Building StrataWrite: From Procrastination to Productivity
As a hobby project, I’ve created a new note-taking and writing app called StrataWrite. It began as an experiment for the Mac, and I’m now extending it to the iPad as well. I am an assistant professor, archaeologist, and unabashed Mac nerd.
My Apple journey started back in the 1990s as an undergraduate when I stumbled upon a lonely lab of Macintosh Classics. Everyone else gravitated to the PC labs, but the Mac immediately clicked for me. It worked the way my brain worked, and from then on I was hooked. Through graduate school and into my professional career, Macs have been my constant research and writing companions.
I write a lot for my research, but like many academics I’m also guilty of procrastinating by exploring workflows. StrataWrite started as another one of those experiments—perhaps even a procrastination crutch—but it has now grown into a tool I plan to “eat my own dog food” with, using it for real research and manuscripts.
Influences and Inspirations
I’ve used—and loved—apps like Ulysses for its minimalist interface, Scrivener for its power, and more recently Obsidian, Roam, and Craft. Obsidian fascinates me but never quite fits my process. The linking and Zettelkasten approach is brilliant for some, but I’m more of a structure-first thinker. For me, fast search and minimal structure beats elaborate organizing systems.
My Writing Process
My research writing begins with constant reading of PDFs—journal articles, chapters, and books. I highlight and annotate extensively. For citation management, I use Bookends by Sonny Software. It’s indie, Mac-first, and offers something I love: the ability to extract highlights with deep links back into the PDF. These links now integrate beautifully with StrataWrite.

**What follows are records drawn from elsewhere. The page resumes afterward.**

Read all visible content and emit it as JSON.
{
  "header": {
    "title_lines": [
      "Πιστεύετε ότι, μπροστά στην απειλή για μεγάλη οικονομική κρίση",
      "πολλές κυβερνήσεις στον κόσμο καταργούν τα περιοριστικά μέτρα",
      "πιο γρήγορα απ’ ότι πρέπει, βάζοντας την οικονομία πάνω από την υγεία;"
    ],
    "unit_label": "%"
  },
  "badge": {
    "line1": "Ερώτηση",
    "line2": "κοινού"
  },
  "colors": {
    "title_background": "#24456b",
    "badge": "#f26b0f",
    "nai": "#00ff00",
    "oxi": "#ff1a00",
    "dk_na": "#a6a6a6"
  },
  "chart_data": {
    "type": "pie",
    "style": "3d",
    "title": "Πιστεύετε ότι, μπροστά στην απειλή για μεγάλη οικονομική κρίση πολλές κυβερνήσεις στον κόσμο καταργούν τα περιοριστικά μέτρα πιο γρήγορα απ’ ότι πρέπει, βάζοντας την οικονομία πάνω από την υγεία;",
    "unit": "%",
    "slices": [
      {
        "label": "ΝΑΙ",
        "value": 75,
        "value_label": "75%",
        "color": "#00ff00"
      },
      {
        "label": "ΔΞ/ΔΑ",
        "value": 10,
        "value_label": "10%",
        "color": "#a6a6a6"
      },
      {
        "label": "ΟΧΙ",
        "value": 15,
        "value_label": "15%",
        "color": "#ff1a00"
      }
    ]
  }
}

Writing a research paper is always about structure: a central research question, supporting data, methodology, results, and contextual discussion. That structure is what organizes my notes. My students hear me say this often: without a research question, the paper collapses. StrataWrite reflects that same philosophy.
Why “StrataWrite”?
The name is inspired by archaeology. Strata are the layers of sediment and soil that accumulate over time, preserving artifacts of past lives. Similarly, StrataWrite layers notes, sources, and structures into something coherent. It also echoes ideas from practice theory (“structures structuring structures”) and even assembly theory in physics.
How StrataWrite Works
At its core, StrataWrite is powered by plain text notes:
- Notes are searchable through Apple’s Core Spotlight.
- They can be filtered by categories (Document, Source, Note, Journal) and tags.
- Search results are weighted by relevance, showing previews of context.
From there:
- Notes can be copied or exported as plain text files (individually or in bulk).
- Markdown preview makes links and formatting functional.
- Wiki-style links (
[note title]
) create connections between notes, supported by a Links Panel for navigation.
I’ve also experimented with on-device AI features using Apple’s new foundation models: summarization, keyword extraction, and question-answering for short notes. These are still limited by context size, but the promise of private, on-device LLMs that can query all notes is on the horizon—and that excites me more than any current workaround.
The interface also supports collapsing panels for a distraction-free writing mode. And everything syncs across devices using CloudKit.
The Manuscripts View
Beyond notes, StrataWrite now includes a dedicated Manuscripts view. This is a separate window designed specifically for long-form writing:
- Word goal tracking helps writers pace progress over time.
- A basic outlining tool structures your draft in sections.
- By keeping manuscripts separate from notes, the app creates a focused environment for drafting research papers or long essays.
Future Plans
StrataWrite is still evolving, but here’s what’s next:
- A Spreadsheet view for writers who prefer organizing information in tables.